You can buy physical amounts of precious metals in several forms. Here are some of the more common options for buying silver.
Silver coins have both numismatic value and value as bullion. Numismatic value refers to the collectible value of certain coins, while bullion refers to coins in terms of the actual precious metals they contain.
Because of the increasing value of silver bullion, in 1965 the U.S. Mint began moving away from including silver in the coins it circulates for everyday use. As a result, coins in regular circulation today have no silver in them.
Contemporary investors often seek out 90% silver coins, but coins made with 35%, 40% or 99.9% silver are also valuable in terms of bullion.
Another way to purchase physical silver is in silver rounds. These unmonetized discs are like coins but aren't minted. Some rounds are plain, but most have some type of inscription on them.
There are a number of reasons to buy silver rounds:
- Silver rounds are often attractive – many have beautiful designs that aren't as static as coins.
- Rounds also have relatively standardized compositions.
- Most rounds are relatively consistent in terms of weight and fineness, making it easier to know just how much actual silver you have.
- You can also often purchase rounds at a lower price than you would for traditional coins.
Silver bars and ingots
Physical silver is also commonly found in the form of silver bars or silver ingots. These are relatively easy to buy for investment purposes, and they're one of the best ways to buy silver close to market price. Bars are arguably not “pretty” like coins (and they miss out on any potential numismatic value), but they are a good way to stockpile silver.
How to invest in silver
Some investors prefer not to invest in physical silver because it’s hard to move and difficult to store safely. There are several other ways to invest in precious metals, though.

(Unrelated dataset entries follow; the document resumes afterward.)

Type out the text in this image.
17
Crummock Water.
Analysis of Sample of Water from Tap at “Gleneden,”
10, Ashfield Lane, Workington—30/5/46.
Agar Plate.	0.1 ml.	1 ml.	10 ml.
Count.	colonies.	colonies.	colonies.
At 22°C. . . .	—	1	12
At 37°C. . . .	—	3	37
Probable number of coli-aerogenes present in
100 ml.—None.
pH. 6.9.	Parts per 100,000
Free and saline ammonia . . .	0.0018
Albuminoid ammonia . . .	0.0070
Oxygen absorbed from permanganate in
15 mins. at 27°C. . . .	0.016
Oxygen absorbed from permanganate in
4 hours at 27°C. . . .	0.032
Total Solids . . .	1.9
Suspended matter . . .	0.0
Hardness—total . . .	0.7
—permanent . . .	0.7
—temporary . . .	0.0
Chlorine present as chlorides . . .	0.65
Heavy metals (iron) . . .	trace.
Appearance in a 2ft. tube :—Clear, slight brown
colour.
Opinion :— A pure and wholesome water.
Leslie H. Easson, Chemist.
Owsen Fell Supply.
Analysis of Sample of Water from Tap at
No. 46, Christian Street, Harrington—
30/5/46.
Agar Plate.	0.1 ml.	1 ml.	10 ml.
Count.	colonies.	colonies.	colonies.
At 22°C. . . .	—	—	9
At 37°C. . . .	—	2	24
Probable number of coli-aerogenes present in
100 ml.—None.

You can purchase silver stocks at an exchange, much like you would buy any other type of security. Buying silver stock means you're investing in a company that’s somehow involved in the silver industry; for example, you might buy stock in a mining company. Stock prices are based on the market value of that company rather than the metal itself.
Likewise, when you purchase a silver future, you're not actually buying silver. Silver futures are contracts where the buyer agrees to purchase silver at an upcoming time for a specific price. Futures let you leverage your purchasing power, but they can also have more risk than other investment vehicles.

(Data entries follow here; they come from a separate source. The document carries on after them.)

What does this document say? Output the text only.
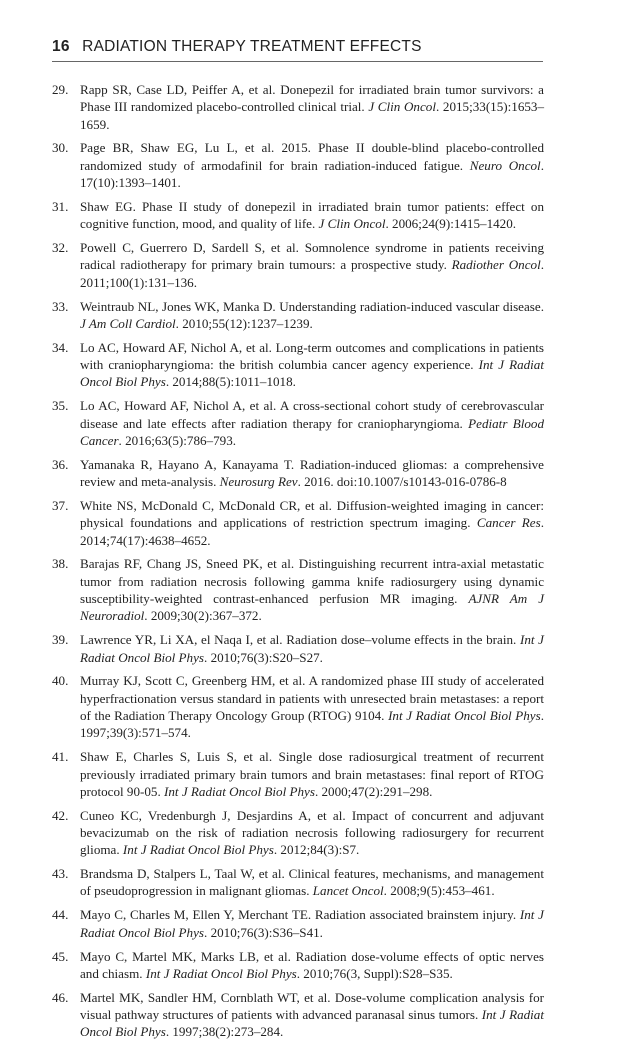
16 RADIATION THERAPY TREATMENT EFFECTS
29. Rapp SR, Case LD, Peiffer A, et al. Donepezil for irradiated brain tumor survivors: a Phase III randomized placebo-controlled clinical trial. J Clin Oncol. 2015;33(15):1653–1659.
30. Page BR, Shaw EG, Lu L, et al. 2015. Phase II double-blind placebo-controlled randomized study of armodafinil for brain radiation-induced fatigue. Neuro Oncol. 17(10):1393–1401.
31. Shaw EG. Phase II study of donepezil in irradiated brain tumor patients: effect on cognitive function, mood, and quality of life. J Clin Oncol. 2006;24(9):1415–1420.
32. Powell C, Guerrero D, Sardell S, et al. Somnolence syndrome in patients receiving radical radiotherapy for primary brain tumours: a prospective study. Radiother Oncol. 2011;100(1):131–136.
33. Weintraub NL, Jones WK, Manka D. Understanding radiation-induced vascular disease. J Am Coll Cardiol. 2010;55(12):1237–1239.
34. Lo AC, Howard AF, Nichol A, et al. Long-term outcomes and complications in patients with craniopharyngioma: the british columbia cancer agency experience. Int J Radiat Oncol Biol Phys. 2014;88(5):1011–1018.
35. Lo AC, Howard AF, Nichol A, et al. A cross-sectional cohort study of cerebrovascular disease and late effects after radiation therapy for craniopharyngioma. Pediatr Blood Cancer. 2016;63(5):786–793.
36. Yamanaka R, Hayano A, Kanayama T. Radiation-induced gliomas: a comprehensive review and meta-analysis. Neurosurg Rev. 2016. doi:10.1007/s10143-016-0786-8
37. White NS, McDonald C, McDonald CR, et al. Diffusion-weighted imaging in cancer: physical foundations and applications of restriction spectrum imaging. Cancer Res. 2014;74(17):4638–4652.
38. Barajas RF, Chang JS, Sneed PK, et al. Distinguishing recurrent intra-axial metastatic tumor from radiation necrosis following gamma knife radiosurgery using dynamic susceptibility-weighted contrast-enhanced perfusion MR imaging. AJNR Am J Neuroradiol. 2009;30(2):367–372.
39. Lawrence YR, Li XA, el Naqa I, et al. Radiation dose–volume effects in the brain. Int J Radiat Oncol Biol Phys. 2010;76(3):S20–S27.
40. Murray KJ, Scott C, Greenberg HM, et al. A randomized phase III study of accelerated hyperfractionation versus standard in patients with unresected brain metastases: a report of the Radiation Therapy Oncology Group (RTOG) 9104. Int J Radiat Oncol Biol Phys. 1997;39(3):571–574.
41. Shaw E, Charles S, Luis S, et al. Single dose radiosurgical treatment of recurrent previously irradiated primary brain tumors and brain metastases: final report of RTOG protocol 90-05. Int J Radiat Oncol Biol Phys. 2000;47(2):291–298.
42. Cuneo KC, Vredenburgh J, Desjardins A, et al. Impact of concurrent and adjuvant bevacizumab on the risk of radiation necrosis following radiosurgery for recurrent glioma. Int J Radiat Oncol Biol Phys. 2012;84(3):S7.
43. Brandsma D, Stalpers L, Taal W, et al. Clinical features, mechanisms, and management of pseudoprogression in malignant gliomas. Lancet Oncol. 2008;9(5):453–461.
44. Mayo C, Charles M, Ellen Y, Merchant TE. Radiation associated brainstem injury. Int J Radiat Oncol Biol Phys. 2010;76(3):S36–S41.
45. Mayo C, Martel MK, Marks LB, et al. Radiation dose-volume effects of optic nerves and chiasm. Int J Radiat Oncol Biol Phys. 2010;76(3, Suppl):S28–S35.
46. Martel MK, Sandler HM, Cornblath WT, et al. Dose-volume complication analysis for visual pathway structures of patients with advanced paranasal sinus tumors. Int J Radiat Oncol Biol Phys. 1997;38(2):273–284.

Self-directed silver IRAs let you purchase physical silver as a retirement investment.
Silver options are somewhat like futures in that these investments are typically related to the future market price of silver. Options give their owners the right to buy or sell the underlying asset at a predetermined price. Gold options can be risky investments, so it's important that you understand the risks involved before buying.

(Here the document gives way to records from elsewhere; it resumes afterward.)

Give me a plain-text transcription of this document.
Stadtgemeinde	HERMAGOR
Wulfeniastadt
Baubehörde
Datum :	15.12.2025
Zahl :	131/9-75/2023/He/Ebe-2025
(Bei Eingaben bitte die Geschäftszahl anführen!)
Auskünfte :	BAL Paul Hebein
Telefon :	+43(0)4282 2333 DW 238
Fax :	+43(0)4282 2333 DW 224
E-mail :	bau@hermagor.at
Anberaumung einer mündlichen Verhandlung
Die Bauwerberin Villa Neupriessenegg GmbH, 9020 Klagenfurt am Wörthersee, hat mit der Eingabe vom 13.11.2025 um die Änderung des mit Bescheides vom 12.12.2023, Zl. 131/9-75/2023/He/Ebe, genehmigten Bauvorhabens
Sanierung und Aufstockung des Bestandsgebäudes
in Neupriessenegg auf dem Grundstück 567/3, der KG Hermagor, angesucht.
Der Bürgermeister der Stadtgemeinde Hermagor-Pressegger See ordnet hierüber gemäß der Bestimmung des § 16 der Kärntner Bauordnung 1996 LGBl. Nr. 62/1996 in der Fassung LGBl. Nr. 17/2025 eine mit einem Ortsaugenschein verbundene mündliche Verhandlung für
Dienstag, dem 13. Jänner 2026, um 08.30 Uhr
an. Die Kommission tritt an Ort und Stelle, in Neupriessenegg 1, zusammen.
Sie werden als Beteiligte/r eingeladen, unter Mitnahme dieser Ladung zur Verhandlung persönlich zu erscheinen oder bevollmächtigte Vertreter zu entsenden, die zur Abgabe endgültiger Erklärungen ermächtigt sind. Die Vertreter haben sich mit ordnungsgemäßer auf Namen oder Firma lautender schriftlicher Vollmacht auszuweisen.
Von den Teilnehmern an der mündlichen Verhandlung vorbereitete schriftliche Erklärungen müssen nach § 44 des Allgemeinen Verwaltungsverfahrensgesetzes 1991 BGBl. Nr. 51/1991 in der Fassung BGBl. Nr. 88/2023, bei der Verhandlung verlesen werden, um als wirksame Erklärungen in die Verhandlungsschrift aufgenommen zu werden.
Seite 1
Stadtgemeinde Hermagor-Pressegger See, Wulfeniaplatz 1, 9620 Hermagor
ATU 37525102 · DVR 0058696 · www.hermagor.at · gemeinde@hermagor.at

With silver exchange-traded funds (ETFs), buyers invest in fixed amounts of silver. However, these funds are usually more convenient than buying physical silver because you don’t actually get access to the metal. ETFs are traded at stock exchanges, and they often have low minimum investment requirements.
Silver mutual funds and ETNs
Two final options are investing in silver mutual funds and exchange-traded notes (ETNs). ETNs are somewhat like ETFs, but an ETN does not hold the asset it tracks — instead, it's an unsecured debt security that another organization underwrites.
Silver mutual funds generally don't have actual physical silver as their asset, either. Mutual funds represent a pooling of funds from multiple investors to make larger purchases.
Pros and cons of investing in silver
Is silver right for you? Take a look at the pros and cons of investing in silver to determine if it’s the right type of investment for your particular needs.
- Silver bullion may be a good option for hedging against inflation.
- Silver’s volatility creates frequent opportunities for new buyers.
- Demand for silver may increase with industrial needs.
- Physical silver is expensive to store and transport.
- Silver’s volatility can make investing riskier than with gold.
- Economic downturns may lessen industrial demand.
Bottom line: Is silver a good investment?
While silver is a precious metal with some intrinsic value, it's also useful in a number of industrial applications. Silver is used to make electronics like appliances and semiconductors, among other things. As a result, silver’s value tends to go up when economic conditions improve because more people are buying consumer goods. This is one reason silver is more volatile than gold, though.
It’s hard to say whether silver is good or bad for an individual investor without knowing details about their situation and goals. Silver offers a number of advantages as an investment, but every investment has risk. When you invest in silver, you’re making a bet based on how you expect its value to change over the coming months or years. If you’re looking to buy silver, do your research beforehand and work with a reputable precious metals dealer throughout.